3. Dopo tre anni, è ora di prendere un tempo per interrogarci, imparare, crescere e lasciarci trasformare, come singoli e come comunità; un tempo privilegiato per prepararsi al “giorno del Signore”. Ho già avuto modo di ripetere più volte che dai momenti di crisi non si esce mai uguali: se ne esce o migliori o peggiori. Oggi siamo chiamati a chiederci: che cosa abbiamo imparato da questa situazione di pandemia? Quali nuovi cammini dovremo intraprendere per abbandonare le catene delle nostre vecchie abitudini, per essere meglio preparati, per osare la novità? Quali segni di vita e di speranza possiamo cogliere per andare avanti e cercare di rendere migliore il nostro mondo?

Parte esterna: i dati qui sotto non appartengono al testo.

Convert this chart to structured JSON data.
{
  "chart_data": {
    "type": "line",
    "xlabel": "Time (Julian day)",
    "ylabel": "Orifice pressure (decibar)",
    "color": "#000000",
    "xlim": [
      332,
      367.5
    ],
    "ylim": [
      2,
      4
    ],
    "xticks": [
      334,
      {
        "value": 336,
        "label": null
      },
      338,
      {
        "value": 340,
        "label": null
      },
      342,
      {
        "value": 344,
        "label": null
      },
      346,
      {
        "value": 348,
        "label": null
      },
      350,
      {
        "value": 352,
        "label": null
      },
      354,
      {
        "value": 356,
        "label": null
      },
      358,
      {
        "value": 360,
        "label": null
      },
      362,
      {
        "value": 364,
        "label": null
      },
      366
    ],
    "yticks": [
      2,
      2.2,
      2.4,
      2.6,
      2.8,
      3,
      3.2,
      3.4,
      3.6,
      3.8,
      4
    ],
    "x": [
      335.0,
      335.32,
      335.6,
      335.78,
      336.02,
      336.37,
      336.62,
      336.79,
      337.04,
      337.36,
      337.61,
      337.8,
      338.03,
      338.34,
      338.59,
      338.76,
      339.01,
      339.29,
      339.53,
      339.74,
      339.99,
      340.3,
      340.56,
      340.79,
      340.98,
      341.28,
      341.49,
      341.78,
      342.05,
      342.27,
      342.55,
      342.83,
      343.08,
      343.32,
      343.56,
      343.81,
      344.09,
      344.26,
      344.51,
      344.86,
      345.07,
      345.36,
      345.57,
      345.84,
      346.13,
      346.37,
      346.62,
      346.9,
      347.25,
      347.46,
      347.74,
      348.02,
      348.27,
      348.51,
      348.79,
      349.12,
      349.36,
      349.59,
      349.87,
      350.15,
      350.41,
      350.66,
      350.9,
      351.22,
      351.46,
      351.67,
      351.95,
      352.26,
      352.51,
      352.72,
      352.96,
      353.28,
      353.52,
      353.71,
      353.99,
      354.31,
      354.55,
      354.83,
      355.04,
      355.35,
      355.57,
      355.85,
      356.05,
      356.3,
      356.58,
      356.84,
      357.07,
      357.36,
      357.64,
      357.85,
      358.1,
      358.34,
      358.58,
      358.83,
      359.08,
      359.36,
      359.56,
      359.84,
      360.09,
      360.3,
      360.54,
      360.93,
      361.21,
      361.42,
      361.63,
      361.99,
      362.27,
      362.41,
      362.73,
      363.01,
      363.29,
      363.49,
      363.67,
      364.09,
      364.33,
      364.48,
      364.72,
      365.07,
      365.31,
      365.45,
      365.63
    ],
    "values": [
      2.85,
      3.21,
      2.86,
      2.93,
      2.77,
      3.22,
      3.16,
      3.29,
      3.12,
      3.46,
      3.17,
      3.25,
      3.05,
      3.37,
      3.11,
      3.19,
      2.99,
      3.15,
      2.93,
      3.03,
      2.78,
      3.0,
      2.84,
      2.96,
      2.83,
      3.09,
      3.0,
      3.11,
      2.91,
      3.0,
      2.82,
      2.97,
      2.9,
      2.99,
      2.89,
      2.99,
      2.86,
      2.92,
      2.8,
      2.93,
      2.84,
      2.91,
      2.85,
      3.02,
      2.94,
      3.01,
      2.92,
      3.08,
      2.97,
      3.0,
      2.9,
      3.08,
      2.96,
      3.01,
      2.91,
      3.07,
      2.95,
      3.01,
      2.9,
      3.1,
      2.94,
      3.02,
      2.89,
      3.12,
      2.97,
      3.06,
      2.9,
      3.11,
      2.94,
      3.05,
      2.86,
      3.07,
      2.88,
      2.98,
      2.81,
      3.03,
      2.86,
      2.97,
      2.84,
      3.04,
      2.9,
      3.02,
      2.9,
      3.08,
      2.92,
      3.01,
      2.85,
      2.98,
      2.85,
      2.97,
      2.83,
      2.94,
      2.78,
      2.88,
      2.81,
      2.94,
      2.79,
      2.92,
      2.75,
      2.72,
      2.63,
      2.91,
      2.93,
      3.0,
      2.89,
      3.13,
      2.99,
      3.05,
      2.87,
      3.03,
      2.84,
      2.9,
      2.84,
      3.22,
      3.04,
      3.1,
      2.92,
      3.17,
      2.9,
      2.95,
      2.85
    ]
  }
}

Di certo, avendo toccato con mano la fragilità che contraddistingue la realtà umana e la nostra esistenza personale, possiamo dire che la più grande lezione che il Covid-19 ci lascia in eredità è la consapevolezza che abbiamo tutti bisogno gli uni degli altri, che il nostro tesoro più grande, seppure anche più fragile, è la fratellanza umana, fondata sulla comune figliolanza divina, e che nessuno può salvarsi da solo. È urgente dunque ricercare e promuovere insieme i valori universali che tracciano il cammino di questa fratellanza umana. Abbiamo anche imparato che la fiducia riposta nel progresso, nella tecnologia e negli effetti della globalizzazione non solo è stata eccessiva, ma si è trasformata in una intossicazione individualistica e idolatrica, compromettendo la garanzia auspicata di giustizia, di concordia e di pace. Nel nostro mondo che corre a grande velocità, molto spesso i diffusi problemi di squilibri, ingiustizie, povertà ed emarginazioni alimentano malesseri e conflitti, e generano violenze e anche guerre.

Mentre, da una parte, la pandemia ha fatto emergere tutto questo, abbiamo potuto, dall’altra, fare scoperte positive: un benefico ritorno all’umiltà; un ridimensionamento di certe pretese consumistiche; un senso rinnovato di solidarietà che ci incoraggia a uscire dal nostro egoismo per aprirci alla sofferenza degli altri e ai loro bisogni; nonché un impegno, in certi casi veramente eroico, di tante persone che si sono spese perché tutti potessero superare al meglio il dramma dell’emergenza.

Da tale esperienza è derivata più forte la consapevolezza che invita tutti, popoli e nazioni, a rimettere al centro la parola “insieme”. Infatti, è insieme, nella fraternità e nella solidarietà, che costruiamo la pace, garantiamo la giustizia, superiamo gli eventi più dolorosi. Le risposte più efficaci alla pandemia sono state, in effetti, quelle che hanno visto gruppi sociali, istituzioni pubbliche e private, organizzazioni internazionali uniti per rispondere alla sfida, lasciando da parte interessi particolari. Solo la pace che nasce dall’amore fraterno e disinteressato può aiutarci a superare le crisi personali, sociali e mondiali.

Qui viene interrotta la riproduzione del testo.